Logical priority rules prevail within these three predicates: NA> 0> /. An animal with an exclusion error in an unrecognized color will therefore "N.A." even though the exclusion error will be underlined, so that the breeder will be informed of this error. A too young animal with an exclusion error will be labeled "0" because this exclusion error will not have disappeared when the animal has grown out.

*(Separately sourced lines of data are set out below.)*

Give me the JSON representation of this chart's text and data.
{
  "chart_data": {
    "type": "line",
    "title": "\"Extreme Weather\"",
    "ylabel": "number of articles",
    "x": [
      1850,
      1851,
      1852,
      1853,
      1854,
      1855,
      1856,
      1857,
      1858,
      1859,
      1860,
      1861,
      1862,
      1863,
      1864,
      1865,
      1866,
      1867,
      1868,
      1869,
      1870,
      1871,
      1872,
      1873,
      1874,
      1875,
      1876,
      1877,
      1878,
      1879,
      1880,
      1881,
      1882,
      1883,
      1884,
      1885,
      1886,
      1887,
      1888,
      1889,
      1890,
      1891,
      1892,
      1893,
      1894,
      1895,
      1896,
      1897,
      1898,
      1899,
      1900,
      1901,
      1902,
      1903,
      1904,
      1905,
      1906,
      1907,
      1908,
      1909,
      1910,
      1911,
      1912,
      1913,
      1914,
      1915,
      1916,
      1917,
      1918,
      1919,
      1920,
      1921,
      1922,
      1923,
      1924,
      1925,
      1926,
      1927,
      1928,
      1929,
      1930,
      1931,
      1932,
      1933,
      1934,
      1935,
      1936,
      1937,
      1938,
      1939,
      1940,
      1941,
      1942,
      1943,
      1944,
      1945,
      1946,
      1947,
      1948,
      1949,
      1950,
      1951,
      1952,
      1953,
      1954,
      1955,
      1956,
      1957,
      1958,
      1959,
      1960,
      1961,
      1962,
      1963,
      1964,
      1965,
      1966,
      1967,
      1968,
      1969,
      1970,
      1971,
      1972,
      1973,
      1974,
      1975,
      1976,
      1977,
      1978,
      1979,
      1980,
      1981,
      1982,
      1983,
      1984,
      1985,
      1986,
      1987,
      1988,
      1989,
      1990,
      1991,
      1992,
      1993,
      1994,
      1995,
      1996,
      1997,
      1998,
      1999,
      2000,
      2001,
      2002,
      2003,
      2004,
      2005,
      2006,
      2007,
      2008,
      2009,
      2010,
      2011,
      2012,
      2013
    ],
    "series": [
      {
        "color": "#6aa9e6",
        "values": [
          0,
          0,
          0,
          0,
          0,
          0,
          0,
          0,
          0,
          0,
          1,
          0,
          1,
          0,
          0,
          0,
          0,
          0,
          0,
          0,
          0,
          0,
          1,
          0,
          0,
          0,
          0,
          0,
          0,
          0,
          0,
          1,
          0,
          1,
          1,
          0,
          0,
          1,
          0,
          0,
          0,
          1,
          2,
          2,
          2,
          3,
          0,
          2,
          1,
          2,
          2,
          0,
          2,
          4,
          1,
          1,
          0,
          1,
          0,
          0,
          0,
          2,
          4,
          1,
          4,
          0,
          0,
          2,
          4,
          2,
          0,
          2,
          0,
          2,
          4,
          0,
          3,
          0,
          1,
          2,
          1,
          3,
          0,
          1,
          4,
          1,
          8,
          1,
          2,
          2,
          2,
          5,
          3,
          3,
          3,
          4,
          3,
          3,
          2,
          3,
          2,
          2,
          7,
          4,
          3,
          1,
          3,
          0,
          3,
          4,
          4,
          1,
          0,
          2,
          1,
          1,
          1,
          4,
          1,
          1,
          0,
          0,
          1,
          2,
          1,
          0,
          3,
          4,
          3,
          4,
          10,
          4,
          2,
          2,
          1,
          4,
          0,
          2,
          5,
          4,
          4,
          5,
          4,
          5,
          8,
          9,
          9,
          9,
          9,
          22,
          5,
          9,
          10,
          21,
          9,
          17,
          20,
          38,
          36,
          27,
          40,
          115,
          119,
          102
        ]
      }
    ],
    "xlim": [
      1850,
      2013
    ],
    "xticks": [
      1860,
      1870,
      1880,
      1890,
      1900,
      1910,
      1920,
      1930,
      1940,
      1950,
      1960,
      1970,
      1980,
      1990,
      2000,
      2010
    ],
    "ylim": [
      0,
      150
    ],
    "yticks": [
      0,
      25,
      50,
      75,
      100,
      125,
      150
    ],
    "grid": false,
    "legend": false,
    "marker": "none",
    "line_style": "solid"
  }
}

Many people focus too hard on the predicate and too little on what is written on the certification card. Yet the explanation on the map is actually more important than the point predicate, since the explanation is often more objective. Although the judges try to judge on the same line, one is a bit stricter or more generous than the other, so that small variations in the final designation can occur, even with the same explanation on the map. However, based on this explanation you can try to find out for yourself what specific qualities or shortcomings of this animal are. Then compare this with the other animals in your lofts or with animals from fellow breeders. That way you get to know your breed better and you grow into a specialist within your breed!

When filling in the inspection card, the following abbreviations are used:

B = beautiful = exceptionally good
VG = Very Good = standard (!)
G = Good = has slight wishes
S = sufficient = just good enough
M = moderate = with errors
I = Insufficient = with serious errors

When an animal scores "good" on a certain trait, this means that there are still light wishes and so there is actually still work to be done at the breeding store. A "good" animal is therefore not good enough for an exhibition breeder, since the aim is always to breed breed representatives as standard as possible. Only when an animal scores "very good" for a certain trait, does this mean that the animal approaches the standard for this trait and can you be satisfied as a breeder.